Ce programme vise à « sensibiliser les chefs coutumiers et villageois qui voyaient en l’orpaillage une source de revenus, mais sans en évaluer les conséquences », a expliqué récemment le ministre ivoirien de l’Industrie et des Mines, Jean-Claude Brou.
Face à ces mesures gouvernementales, les industriels miniers du pays ont préconisé la création d’une unité consacrée à la petite production d’or, en mettant en place « des corridors qui respectent les normes environnementales ».
« Le plus difficile, ce n’est pas la répression, mais c’est de normaliser cette situation », a affirmé à l’AFP le patron de Randgold Resources, société exploitante de la mine d’or de Tongon (la plus importante en Côte d’Ivoire), le Sud-Africain Mark Bristow.
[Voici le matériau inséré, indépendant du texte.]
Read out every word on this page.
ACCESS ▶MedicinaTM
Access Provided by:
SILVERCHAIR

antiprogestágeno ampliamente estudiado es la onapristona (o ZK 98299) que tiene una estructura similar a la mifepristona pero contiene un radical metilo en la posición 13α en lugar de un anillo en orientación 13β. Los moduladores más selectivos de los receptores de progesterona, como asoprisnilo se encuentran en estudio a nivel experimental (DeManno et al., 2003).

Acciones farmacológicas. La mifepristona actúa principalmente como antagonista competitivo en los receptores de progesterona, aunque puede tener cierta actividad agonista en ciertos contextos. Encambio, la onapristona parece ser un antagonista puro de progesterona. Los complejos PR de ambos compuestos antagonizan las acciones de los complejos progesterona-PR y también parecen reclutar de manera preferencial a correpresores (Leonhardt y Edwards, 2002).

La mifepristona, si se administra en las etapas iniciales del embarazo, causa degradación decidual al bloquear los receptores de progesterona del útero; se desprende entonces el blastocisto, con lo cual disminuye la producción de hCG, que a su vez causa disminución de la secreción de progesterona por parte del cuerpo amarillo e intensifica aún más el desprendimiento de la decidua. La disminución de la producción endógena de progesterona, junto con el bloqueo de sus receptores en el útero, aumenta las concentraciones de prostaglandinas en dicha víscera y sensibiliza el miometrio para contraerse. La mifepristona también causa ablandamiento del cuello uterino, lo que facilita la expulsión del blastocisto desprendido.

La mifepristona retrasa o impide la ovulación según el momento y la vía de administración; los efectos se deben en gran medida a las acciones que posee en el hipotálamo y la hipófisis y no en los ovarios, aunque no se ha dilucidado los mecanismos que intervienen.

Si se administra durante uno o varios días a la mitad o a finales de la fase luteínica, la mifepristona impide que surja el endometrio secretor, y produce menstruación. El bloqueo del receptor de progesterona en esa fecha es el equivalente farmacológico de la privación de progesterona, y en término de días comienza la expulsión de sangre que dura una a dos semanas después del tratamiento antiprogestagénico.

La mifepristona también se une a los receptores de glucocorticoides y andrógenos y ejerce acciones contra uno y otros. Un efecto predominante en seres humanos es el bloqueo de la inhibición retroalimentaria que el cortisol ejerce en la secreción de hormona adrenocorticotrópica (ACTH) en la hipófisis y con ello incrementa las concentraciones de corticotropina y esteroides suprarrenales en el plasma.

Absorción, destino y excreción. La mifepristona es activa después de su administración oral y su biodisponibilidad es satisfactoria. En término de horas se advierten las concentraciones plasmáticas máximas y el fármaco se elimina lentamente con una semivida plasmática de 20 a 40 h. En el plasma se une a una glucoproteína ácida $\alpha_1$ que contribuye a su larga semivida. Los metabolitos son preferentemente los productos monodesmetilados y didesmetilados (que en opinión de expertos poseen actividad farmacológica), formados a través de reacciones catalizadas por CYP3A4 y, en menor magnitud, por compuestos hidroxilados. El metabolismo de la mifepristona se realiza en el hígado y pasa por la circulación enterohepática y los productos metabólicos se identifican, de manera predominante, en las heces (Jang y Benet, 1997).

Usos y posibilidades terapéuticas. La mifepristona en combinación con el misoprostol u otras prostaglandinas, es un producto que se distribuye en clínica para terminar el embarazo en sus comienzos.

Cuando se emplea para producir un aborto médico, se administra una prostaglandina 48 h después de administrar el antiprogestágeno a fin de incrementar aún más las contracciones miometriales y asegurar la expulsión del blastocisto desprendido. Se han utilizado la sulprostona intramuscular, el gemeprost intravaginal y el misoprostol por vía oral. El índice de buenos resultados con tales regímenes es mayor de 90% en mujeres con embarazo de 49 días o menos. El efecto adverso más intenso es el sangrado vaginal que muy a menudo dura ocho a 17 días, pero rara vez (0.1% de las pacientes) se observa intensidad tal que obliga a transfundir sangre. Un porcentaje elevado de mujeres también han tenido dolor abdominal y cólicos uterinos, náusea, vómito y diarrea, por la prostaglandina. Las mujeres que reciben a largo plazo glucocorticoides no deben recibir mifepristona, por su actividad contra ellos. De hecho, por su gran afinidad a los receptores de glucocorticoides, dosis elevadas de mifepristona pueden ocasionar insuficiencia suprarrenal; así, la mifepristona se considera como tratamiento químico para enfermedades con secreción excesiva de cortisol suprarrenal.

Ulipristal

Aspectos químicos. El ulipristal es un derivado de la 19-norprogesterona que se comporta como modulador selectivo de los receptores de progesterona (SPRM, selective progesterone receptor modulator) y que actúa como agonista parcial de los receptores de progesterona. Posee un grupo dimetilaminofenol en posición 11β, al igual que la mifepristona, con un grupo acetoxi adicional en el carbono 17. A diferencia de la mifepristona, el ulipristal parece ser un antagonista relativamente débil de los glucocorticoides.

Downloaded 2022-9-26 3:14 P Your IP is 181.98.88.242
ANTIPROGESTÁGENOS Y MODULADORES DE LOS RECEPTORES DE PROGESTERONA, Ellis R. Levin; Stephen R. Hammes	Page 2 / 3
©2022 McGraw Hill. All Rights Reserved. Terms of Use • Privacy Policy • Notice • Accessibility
Car « en plus de financer les conflits et les guerres, l’orpaillage illicite est une activité lucrative qui pourrait servir au blanchiment d’argent », souligne le patron de Randgold.
Les industriels, dont certains travaillent pour des entreprises cotées aux bourses de Londres et de New York, se disent « prêts à apporter (leur) expertise pour l’organisation du secteur », estime Mark Bristow.